Однако втайне мы любили капитализм. Конечно, не за бедность и спекуляции, а за всякие другие вещи, которых у нас тоже не было: за пластинки Оззи Осборна и Ван Халена, за обнаженных грудастых блондинок, что улыбались нам с переснятых из «Плейбоя» черно-белых картинках дурного качества, за жвачку, из которой можно было выдувать шары, и за намасленные бицепсы Арнольда Шварценеггера. Поэтому нашему поколению казалось, будто найти правильный путь в будущее это раз плюнуть. Нужно всего лишь взять лучшее от капитализма и внедрить это в нашу социалистическую реальность, а все дурное проигнорировать. Но капитализм с социализмом упорно не желали спариваться. Вероятно, плохое и хорошее в западном капитализме и тогдашнем социализме настолько переплелось, что расчленению не подлежало. За это социализм заплатил собственной жизнью, однако скоро мы похороним и капитализм. По крайней мере в том случае, если он будет и дальше подвергаться столь яростной критике, как это происходит на уроках этики в типичной немецкой школе XXI столетия.

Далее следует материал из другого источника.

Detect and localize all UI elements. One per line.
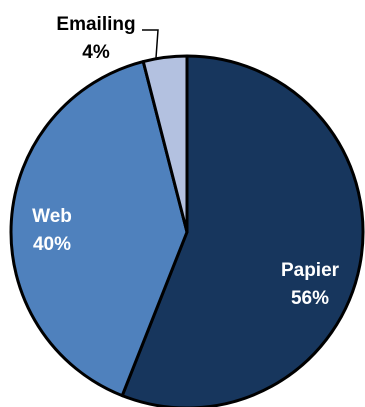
slice-label-web: Web	[32, 206, 72, 227]
emailing-leader-line	[142, 29, 159, 59]
pie-slice-web	[9, 60, 189, 398]
slice-label-papier: Papier	[281, 260, 340, 281]
slice-value-web: 40%	[33, 234, 71, 255]
pie-slice-emailing	[141, 54, 189, 234]
slice-value-emailing: 4%	[82, 42, 110, 63]
pie-labels: Papier 56% Web 40% Emailing 4%	[32, 14, 340, 309]
slice-value-papier: 56%	[291, 288, 329, 309]
slice-label-emailing: Emailing	[56, 14, 135, 35]
pie-slices	[9, 54, 365, 407]
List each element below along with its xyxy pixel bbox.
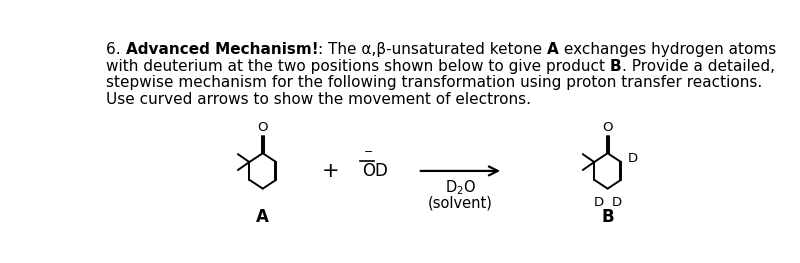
Text: D: D bbox=[628, 153, 638, 165]
Text: B: B bbox=[602, 208, 614, 226]
Text: with deuterium at the two positions shown below to give product: with deuterium at the two positions show… bbox=[106, 58, 610, 74]
Text: +: + bbox=[322, 161, 340, 181]
Text: D: D bbox=[611, 196, 622, 209]
Text: exchanges hydrogen atoms: exchanges hydrogen atoms bbox=[559, 42, 776, 57]
Text: D: D bbox=[594, 196, 604, 209]
Text: $\mathregular{D_2O}$: $\mathregular{D_2O}$ bbox=[445, 179, 476, 197]
Text: . Provide a detailed,: . Provide a detailed, bbox=[622, 58, 774, 74]
Text: stepwise mechanism for the following transformation using proton transfer reacti: stepwise mechanism for the following tra… bbox=[106, 75, 762, 90]
Text: : The α,β-unsaturated ketone: : The α,β-unsaturated ketone bbox=[318, 42, 547, 57]
Text: B: B bbox=[610, 58, 622, 74]
Text: Advanced Mechanism!: Advanced Mechanism! bbox=[126, 42, 318, 57]
Text: O: O bbox=[258, 121, 268, 134]
Text: O: O bbox=[602, 121, 613, 134]
Text: A: A bbox=[256, 208, 269, 226]
Text: A: A bbox=[547, 42, 559, 57]
Text: (solvent): (solvent) bbox=[428, 196, 493, 211]
Text: −: − bbox=[363, 148, 373, 158]
Text: OD: OD bbox=[362, 162, 388, 180]
Text: Use curved arrows to show the movement of electrons.: Use curved arrows to show the movement o… bbox=[106, 92, 531, 107]
Text: 6.: 6. bbox=[106, 42, 126, 57]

На этих уроках все проблемы рассматриваются с точки зрения так называемого общества, и с этой же точки зрения умозаключается, что хорошо, а что плохо. Наряду с социальными проблемами типа сосуществования в обществе или сексуальной направленности, наряду с дискуссиями на темы вроде «Зачем нужны старики» или «Как выглядит сегодня типичный немец» на занятиях усердно муссируется закат капитализма. Вот совсем недавно, когда я был в разъездах по читательским конференциям, мне позвонила дочка и попросила помочь с заданием по этике. Они готовились к дискуссии об основных чертах капиталистической экономики, и для этого класс должен был разделиться на капиталистов и социалистов, на работодателей и трудящихся, на богатых и бедных. При этом никто не хотел быть богатым капиталистом, все выбрали противоположный лагерь. А моя дочь прошляпила и теперь чуть ли не в одиночку вынуждена была выступать за богачку. И ей срочно нужны были аргументы, чем личное богатство может быть хорошо для общества. Кроме того, ученики должны были дать толкование высказыванию Кеннеди: приливы поднимают все лодки. Актуально ли это высказывание по сей день и что вообще Кеннеди имел в виду?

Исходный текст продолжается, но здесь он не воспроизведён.